The second is Anger. If you decide to open the door, it will blow open with a force that you won’t expect. The cool hunter thinking may be placed elsewhere, but the fighter in Sam, the thing that drives him to do the things he does is all behind door number two. Every kill he’s ever made-Gordon, Brady, Jake, Ruby, Lilith-every evil thing he’s hunted, every bad guy he’s stared down, it’s all there, looking through the eyes of a man who at the time, could only see red. These memories are like a patchwork of blood, each one running into the other. You’ll also see every time he’s died, the defiance as he stared down Isis, the cold comfort of Heaven, followed by the stomach turning twist of Zachariah with his mother-fake or not, the reaction is still the same. If you stay long enough, you may get memories feel distant, like he’s watching a movie in his own mind-memories from when he was possessed by Meg, or by Lucifer. When those memories pass, the anger only intensifies pressing down as Sam had struggled to find his way back to the top again. Sometimes he succeeded. Sometimes he didn’t. If you stay long enough, you might catch an all too brief glance of Hell, but really-most people wouldn’t be able to stomach that much.

The third is Guilt. It’s similar to the room before, but it’s more pain than anger, more sadness and loss than something pushing you forward. This room is a pile of death scenes-there’s been so much death in Sam’s life that naming names is pointless. It just piles, one after the other, starting with his mother, and ending with Castiel and Bobby, shortly before he managed to regain control from Lucifer. Mixed in with the memories from home are memories of Paradisa as well-pictures of Elle being electrocuted by her own ability, Claire covered in blood as the blade comes down again-anything that Sam feels he could have prevented, that he should have been stronger to fight against, and the punishments that came with them. There’s a pressure on your shoulders the entire time you’re there, the weight that Sam carries with him every day, and the one thing in his life that he tries to shove down before he carries it too far.

The final room is Safety.

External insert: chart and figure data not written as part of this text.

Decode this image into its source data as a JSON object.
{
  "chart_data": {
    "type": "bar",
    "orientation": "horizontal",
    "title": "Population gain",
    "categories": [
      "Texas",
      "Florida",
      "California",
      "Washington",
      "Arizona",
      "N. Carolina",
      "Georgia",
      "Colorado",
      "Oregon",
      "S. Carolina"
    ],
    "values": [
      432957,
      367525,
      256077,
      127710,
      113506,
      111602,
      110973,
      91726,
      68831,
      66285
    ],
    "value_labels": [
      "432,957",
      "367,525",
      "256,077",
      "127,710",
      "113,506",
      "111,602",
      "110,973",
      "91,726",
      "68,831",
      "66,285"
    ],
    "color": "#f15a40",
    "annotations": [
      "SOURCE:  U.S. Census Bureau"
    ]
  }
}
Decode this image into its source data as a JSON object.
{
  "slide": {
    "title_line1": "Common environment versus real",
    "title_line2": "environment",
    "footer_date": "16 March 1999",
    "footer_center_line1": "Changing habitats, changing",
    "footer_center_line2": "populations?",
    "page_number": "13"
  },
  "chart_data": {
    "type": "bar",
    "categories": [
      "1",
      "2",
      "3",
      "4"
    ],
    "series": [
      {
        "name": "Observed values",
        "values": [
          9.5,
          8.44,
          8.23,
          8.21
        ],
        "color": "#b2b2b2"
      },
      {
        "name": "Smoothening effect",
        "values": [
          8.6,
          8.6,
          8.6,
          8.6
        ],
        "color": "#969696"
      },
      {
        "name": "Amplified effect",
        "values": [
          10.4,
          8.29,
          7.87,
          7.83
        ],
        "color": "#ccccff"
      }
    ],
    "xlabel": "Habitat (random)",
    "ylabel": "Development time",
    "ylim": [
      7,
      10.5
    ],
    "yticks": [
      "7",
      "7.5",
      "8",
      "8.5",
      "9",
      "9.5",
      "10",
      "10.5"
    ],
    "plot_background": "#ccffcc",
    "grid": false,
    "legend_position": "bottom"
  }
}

On the surface, it’s like an old family scrapbook, though the Winchesters were never the type to keep one. Except the scrapbook is picture frames, plastered over a long corridor that leads to another door. This room is love, the strong affection and protectiveness that Sam feels for his friends and family. All the pictures in this room are people that were important to him, smiling faces and happy memories. They start with his father, early memories of when he was still a child and John made him feel protected and safe, and then they slowly build into friends that he’s made, both in Paradisa and at home, the women he loves, both lost and found, and it all comes to a head with pictures of Dean, memories of he and his brother together-long days on the road, prank wars, and Dean just being there-the one consistent person he could trust to have his back. Here, the memories take a bit of a bittersweet edge, with Dean being gone from the castle, but the love is still there.

If you continue to make your way forward, you’ll find the safest place in Sam’s mind, the place where he goes to escape from everything else that the other doors contain. The door opens, and suddenly, you’re facing the driver’s side of the Impala, with the empty front seat there for you to take. If you decide to open that door, it’s also where you’ll find Sam and the dogs, Cooper sitting on the front seat next to him, while Alice is curled up in the back.

If you happen to get lost in one of the other rooms, however, he’ll also come and find you. Wouldn’t want people getting stuck there, after all.